Вот тут Зарубину стало по-настоящему жутко — так, что весь хмель с него мигом слетел, ладони вспотели и сделались липкими, а сердце в груди застучало бешено и гулко, как после длинной пробежки. «Эй, ты чего там?» — крикнул он еще раз хриплым, срывающимся от подступающей паники голосом и, как и прежде, не получил никакого ответа.
Глава 16
Алевтина Матвеевна, секретарша и экс-попадья, вошла в кабинет, бесшумно ступая по мягкому ковру, и поставила на стол большое фаянсовое блюдо со своими знаменитыми пирожками. Дух от них пошел по всему кабинету, и был он таким вкусным, что мог вызвать обильное слюноотделение даже у человека, только что сытно пообедавшего и уверенного, что еще долго не сумеет впихнуть в себя ни кусочка.

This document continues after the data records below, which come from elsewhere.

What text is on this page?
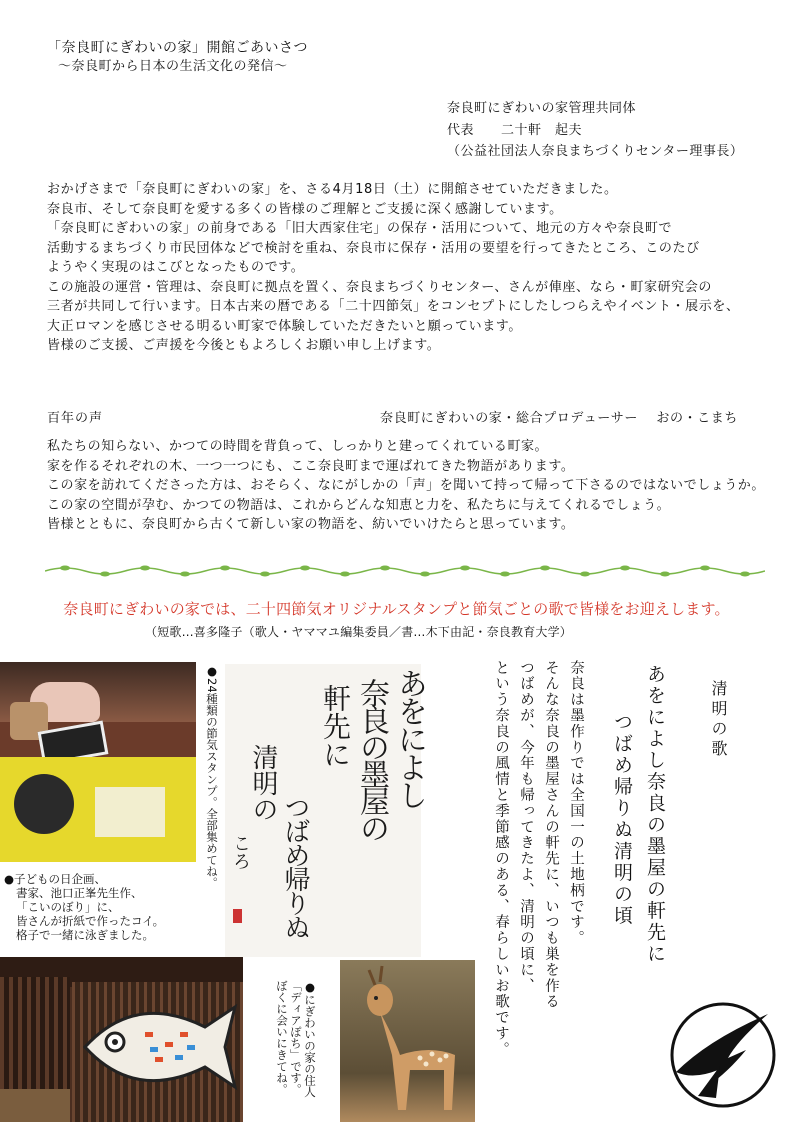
「奈良町にぎわいの家」開館ごあいさつ
～奈良町から日本の生活文化の発信～
奈良町にぎわいの家管理共同体
代表　　二十軒　起夫
（公益社団法人奈良まちづくりセンター理事長）
おかげさまで「奈良町にぎわいの家」を、さる4月18日（土）に開館させていただきました。
奈良市、そして奈良町を愛する多くの皆様のご理解とご支援に深く感謝しています。
「奈良町にぎわいの家」の前身である「旧大西家住宅」の保存・活用について、地元の方々や奈良町で
活動するまちづくり市民団体などで検討を重ね、奈良市に保存・活用の要望を行ってきたところ、このたび
ようやく実現のはこびとなったものです。
この施設の運営・管理は、奈良町に拠点を置く、奈良まちづくりセンター、さんが俥座、なら・町家研究会の
三者が共同して行います。日本古来の暦である「二十四節気」をコンセプトにしたしつらえやイベント・展示を、
大正ロマンを感じさせる明るい町家で体験していただきたいと願っています。
皆様のご支援、ご声援を今後ともよろしくお願い申し上げます。
百年の声	奈良町にぎわいの家・総合プロデューサー　 おの・こまち
私たちの知らない、かつての時間を背負って、しっかりと建ってくれている町家。
家を作るそれぞれの木、一つ一つにも、ここ奈良町まで運ばれてきた物語があります。
この家を訪れてくださった方は、おそらく、なにがしかの「声」を聞いて持って帰って下さるのではないでしょうか。
この家の空間が孕む、かつての物語は、これからどんな知恵と力を、私たちに与えてくれるでしょう。
皆様とともに、奈良町から古くて新しい家の物語を、紡いでいけたらと思っています。
奈良町にぎわいの家では、二十四節気オリジナルスタンプと節気ごとの歌で皆様をお迎えします。
（短歌…喜多隆子（歌人・ヤママユ編集委員／書…木下由記・奈良教育大学）
●24種類の節気スタンプ。全部集めてね。
●子どもの日企画、
書家、池口正峯先生作、
「こいのぼり」に、
皆さんが折紙で作ったコイ。
格子で一緒に泳ぎました。
あをによし
奈良の墨屋の
軒先に
つばめ帰りぬ
清明の
ころ
●にぎわいの家の住人
「ディアぽち」です。
ぼくに会いにきてね。
奈良は墨作りでは全国一の土地柄です。
そんな奈良の墨屋さんの軒先に、いつも巣を作る
つばめが、今年も帰ってきたよ、清明の頃に、
という奈良の風情と季節感のある、春らしいお歌です。	あをによし奈良の墨屋の軒先に
つばめ帰りぬ清明の頃	清明の歌
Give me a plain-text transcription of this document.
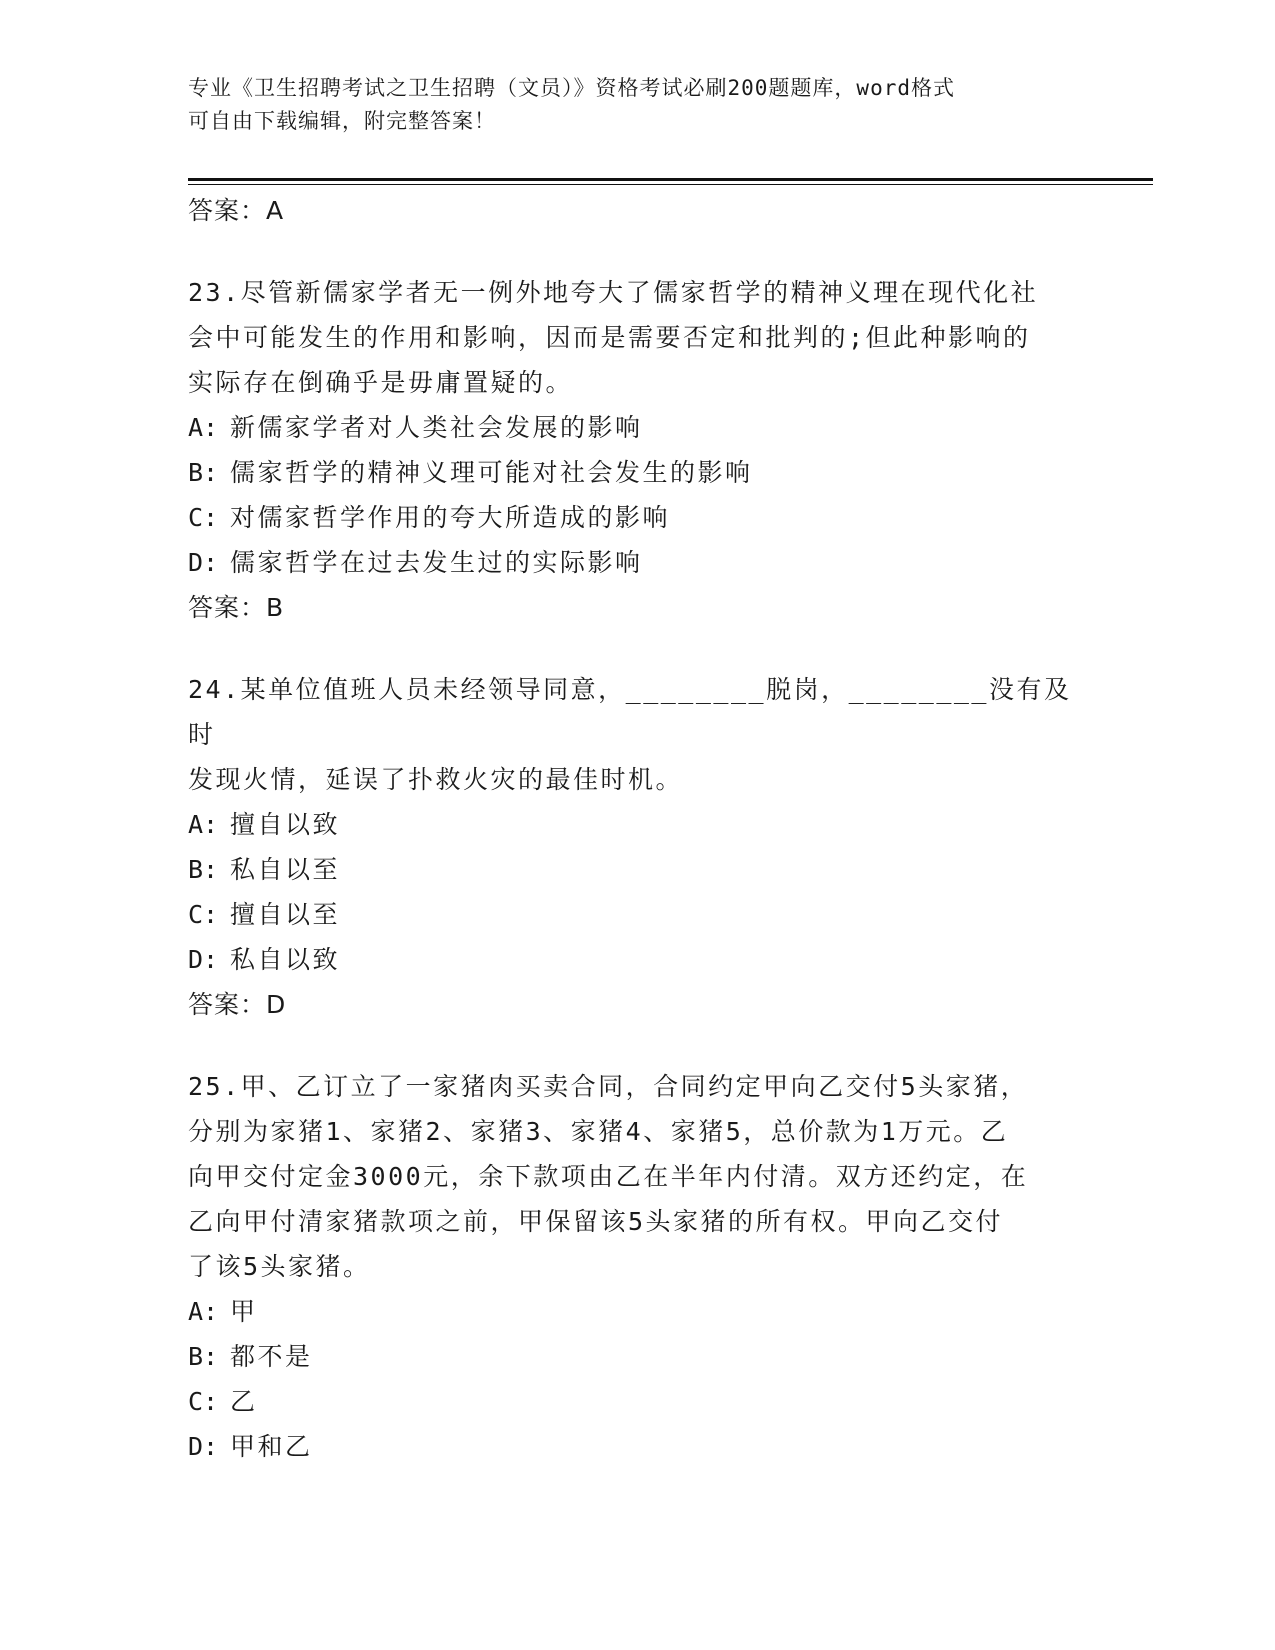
专业《卫生招聘考试之卫生招聘（文员）》资格考试必刷200题题库，word格式
可自由下载编辑，附完整答案！
答案：A
23.尽管新儒家学者无一例外地夸大了儒家哲学的精神义理在现代化社
会中可能发生的作用和影响，因而是需要否定和批判的;但此种影响的
实际存在倒确乎是毋庸置疑的。
A: 新儒家学者对人类社会发展的影响
B: 儒家哲学的精神义理可能对社会发生的影响
C: 对儒家哲学作用的夸大所造成的影响
D: 儒家哲学在过去发生过的实际影响
答案：B
24.某单位值班人员未经领导同意，________脱岗，________没有及时
发现火情，延误了扑救火灾的最佳时机。
A: 擅自以致
B: 私自以至
C: 擅自以至
D: 私自以致
答案：D
25.甲、乙订立了一家猪肉买卖合同，合同约定甲向乙交付5头家猪，
分别为家猪1、家猪2、家猪3、家猪4、家猪5，总价款为1万元。乙
向甲交付定金3000元，余下款项由乙在半年内付清。双方还约定，在
乙向甲付清家猪款项之前，甲保留该5头家猪的所有权。甲向乙交付
了该5头家猪。
A: 甲
B: 都不是
C: 乙
D: 甲和乙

Ничего не сказав, лишь едва заметно улыбнувшись и слегка кивнув в ответ на благодарное ворчание мэра, Алевтина Матвеевна вышла из кабинета и прикрыла за собой дверь. После коротенькой, длившейся не долее секунды, паузы послышался отчетливый щелчок, с которым язычок пружинной защелки вошел в гнездо. Секретарша никогда не пользовалась тем обстоятельством, что дверь кабинета была плохо подогнана; всякий раз, выходя, она не забывала прикрыть ее плотно, до щелчка. А если кто-то из посетителей забывал это сделать, она неизменно поднималась из-за своего стола и делала это за него. Поначалу такая подчеркнутая щепетильность казалась Субботину нарочитой, чуть ли не притворной — вот, мол, я какая честная, сама не подслушиваю и другим не дам, — но со временем он привык и уже не понимал, как может быть иначе. Так же постепенно, не вдруг, он привык к тому, что пирожки свои Алевтина Матвеевна приносила к нему в кабинет вот на этом тяжелом расписном блюде, хотя поначалу, помнится, удивлялся: делать ей, что ли, нечего? Это ж надо было специально блюдо из дома притащить! Как будто нельзя взять пирожок прямо из пакета. Как будто он, этот пирожок, станет вкуснее оттого, что его на блюдо переложили! А потом привык, удивляться перестал и начал думать, что так оно и должно быть. Все-таки мэр — не бомж, не алкаш подзаборный, и жрать с газеты ему не пристало, даже когда этого никто не видит.